TreoCentral's Douglas Morse reviews the Plantronics Voyager 510 Bluetooth headset.
Read on for the full review
I wasn’t thrilled with the Plantronics M2500 when I reviewed it a while back. On the other hand, I was impressed with the sound quality of the M3000, though it was a bit bulky. The new Plantronics Voyager 510 is more similarly shaped to the M2500 – a very thick earloop extends behind the ear and a boom mic points down. It is also priced between the two aforementioned models, though ultimately falls in quality more towards the M2500.
The earloop is thick and the inner edge is a slick gray plastic that slides comfortably behind the ear. A foam-covered earbud rests inside the ear while the swiveling boom mic points at your mouth. All in all a very comfortable, and dare I say it, ergonomic set up. There is a volume rocker switch and two other buttons. The standard multifunction button is just opposite the earbud while the volume rocker is just towards the top of the Voyager 510. Behind the volume rocker is a tiny black nub used for turning the unit on and off, as well as muting a call. One headset I reviewed recently tried to get away with just two buttons to handle all the work.

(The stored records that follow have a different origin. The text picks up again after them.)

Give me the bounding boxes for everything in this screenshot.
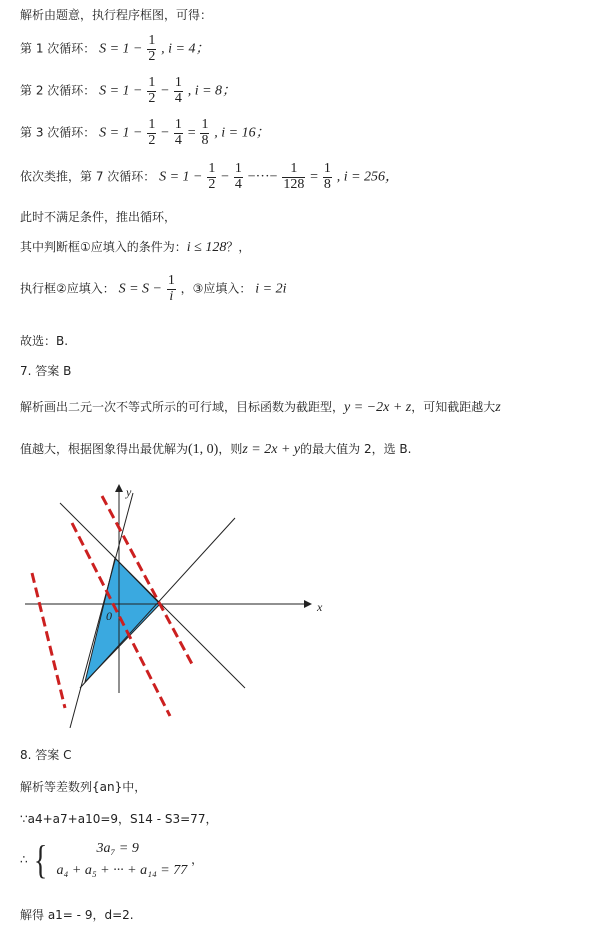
therefore-symbol: ∴ [20, 852, 28, 867]
q7-text-a: 解析画出二元一次不等式所示的可行域，目标函数为截距型， [20, 400, 345, 414]
objective-line-middle [72, 523, 170, 716]
q7-line-2 [20, 440, 411, 458]
fraction: $\frac{1}{8}$ [323, 161, 331, 192]
z-expr: z = 2x + y [242, 442, 301, 457]
intro-line: 解析由题意，执行程序框图，可得： [20, 8, 213, 22]
objective-line-left [32, 573, 65, 708]
exec-text: 执行框②应填入： [20, 281, 115, 296]
fraction: $\frac{1}{2}$ [148, 75, 156, 106]
loop-7-label: 依次类推，第 7 次循环： [20, 169, 156, 184]
exec-line [20, 274, 286, 304]
system-end: ， [191, 852, 204, 867]
condition-end: ？， [226, 240, 251, 254]
x-arrow [304, 600, 312, 608]
fraction: $\frac{1}{2}$ [148, 117, 156, 148]
ellipsis: −···− [247, 169, 278, 185]
condition-line [20, 238, 250, 256]
condition-math: i ≤ 128 [186, 240, 227, 255]
q7-text-e: 的最大值为 2，选 B. [300, 442, 412, 456]
optimal-point: (1, 0) [188, 442, 219, 457]
q7-line-1 [20, 398, 501, 416]
z-var: z [495, 400, 501, 415]
loop-1-i: , i = 4； [161, 41, 210, 57]
loop-3-i: , i = 16； [214, 125, 270, 141]
loop-1-line [20, 34, 210, 64]
q7-text-c: 值越大，根据图象得出最优解为 [20, 442, 189, 456]
q7-title: 7. 答案 B [20, 364, 72, 378]
fraction: $\frac{1}{4}$ [234, 161, 242, 192]
loop-7-line [20, 162, 399, 192]
loop-3-s-eq: S = 1 − [99, 125, 143, 141]
loop-2-line [20, 76, 236, 106]
origin-label: 0 [106, 609, 112, 623]
q7-text-b: ，可知截距越大 [411, 400, 496, 414]
y-arrow [115, 484, 123, 492]
q8-line-1: 解析等差数列{an}中， [20, 780, 147, 794]
fraction: $\frac{1}{4}$ [174, 117, 182, 148]
equation-system [57, 838, 188, 882]
choice-line: 故选：B. [20, 334, 69, 348]
loop-3-line [20, 118, 270, 148]
equation-1: 3a₇ = 9 [96, 841, 139, 856]
q8-line-2: ∵a4+a7+a10=9，S14 - S3=77， [20, 812, 218, 826]
fraction: $\frac{1}{2}$ [208, 161, 216, 192]
objective-math: y = −2x + z [344, 400, 412, 415]
q8-final: 解得 a1= - 9，d=2. [20, 908, 134, 922]
loop-3-label: 第 3 次循环： [20, 125, 96, 140]
brace: { [34, 837, 48, 882]
equals: = [187, 125, 196, 141]
minus: − [161, 83, 170, 99]
loop-1-label: 第 1 次循环： [20, 41, 96, 56]
fraction: $\frac{1}{i}$ [167, 273, 175, 304]
fraction: $\frac{1}{2}$ [148, 33, 156, 64]
loop-2-i: , i = 8； [187, 83, 237, 99]
minus: − [221, 169, 230, 185]
y-axis-label: y [126, 485, 132, 499]
exec-i-math: i = 2i [255, 281, 287, 297]
q8-title: 8. 答案 C [20, 748, 72, 762]
equals: = [310, 169, 319, 185]
q7-text-d: ，则 [218, 442, 243, 456]
exit-line: 此时不满足条件，推出循环， [20, 210, 177, 224]
x-axis-label: x [317, 600, 323, 614]
loop-1-s-eq: S = 1 − [99, 41, 143, 57]
fraction: $\frac{1}{4}$ [174, 75, 182, 106]
q8-system [20, 838, 203, 882]
fraction: $\frac{1}{8}$ [201, 117, 209, 148]
loop-7-s-eq: S = 1 − [159, 169, 203, 185]
exec-text-2: ，③应填入： [180, 281, 252, 296]
equation-2: a₄ + a₅ + ··· + a₁₄ = 77 [56, 863, 188, 878]
condition-text: 其中判断框①应填入的条件为： [20, 240, 187, 254]
loop-2-s-eq: S = 1 − [99, 83, 143, 99]
minus: − [161, 125, 170, 141]
loop-7-i: , i = 256， [336, 169, 400, 185]
loop-2-label: 第 2 次循环： [20, 83, 96, 98]
fraction: $\frac{1}{128}$ [283, 161, 305, 192]
feasible-region-graph [20, 478, 340, 728]
exec-s-math: S = S − [118, 281, 162, 297]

It was a less than successful implementation.
The pairing was easy. Press the Call Control button and the Volume up ( ) simultaneously, start the Bluetooth Wizard on the Treo (from the Bluetooth icon in the upper right hand corner or on the main screen), follow the steps, and enter 0000 to pair the devices.
The AC adapter is lightweight and has a unique circular tip that plugs into the end of the earloop. The unit itself is the usual gray-black-blue gray affair with the annoying blinking blue LED on the tip of the earpiece. I’m starting to wonder if it is some sort of design specification for Bluetooth devices to have this feature. My son has cool red LEDs on the soles of his sneakers and they look great lighting up on the jungle gym at night. It makes it easy to find him. That is a good use for an LED. Blue blinking every couple of seconds like a lightning bug, however, is not.
It is convenient to have dedicated buttons to answer and mute a call as well as a simple rocker switch. I have found that the rocker switch on this earpiece is not as convenient as others. Rockers on an earboom are easier to use because you can form a counter pressure with your thumb. On the top of the earloop, you have to press down, relying on the stiffness of the cartilage of your ear to provide resistance. It works, but I like the opposable thumb trick better.
The top power button is sharp and pointy and takes a good squeeze to make it work. I prefer slightly softer touch buttons. I suppose in this case they didn’t want the headset turning off by accident. Being sensitive, I find with this sort of button I have to use my fingernail, making the process a bit trickier than it ought to be. If this sounds like minor details, it’s important because this headset will be used every day for perhaps dozens of calls each day.
I had high hopes for the sound on this headset. When callers called me, the sound was clear and sharp, albeit it a bit tinny. Callers reported some of the usual problems. The headset, in an effort to reduce background noise, clamped down when it felt I wasn’t talking. When I did start to talk, it clipped the beginnings of words.
Here are other features and observations:
- Transfer is a little slow
- Can handle two Bluetooth pairings
- Can get desktop charger
- Includes a windscreen eartip
- Supports last number redial, call reject, call transfer
This is one of those earpieces that is exactly where you’d expect it to be. Slightly better than it’s lower priced cousin, the M2500, and a half step down from the more expensive M3000. If sound quality of the most importance, spend the extra fifteen bucks and get the M3000 or another comparable headset. If you are willing to sacrifice a bit for comfort and features and a lower price, then the Voyager 510 is probably the right choice.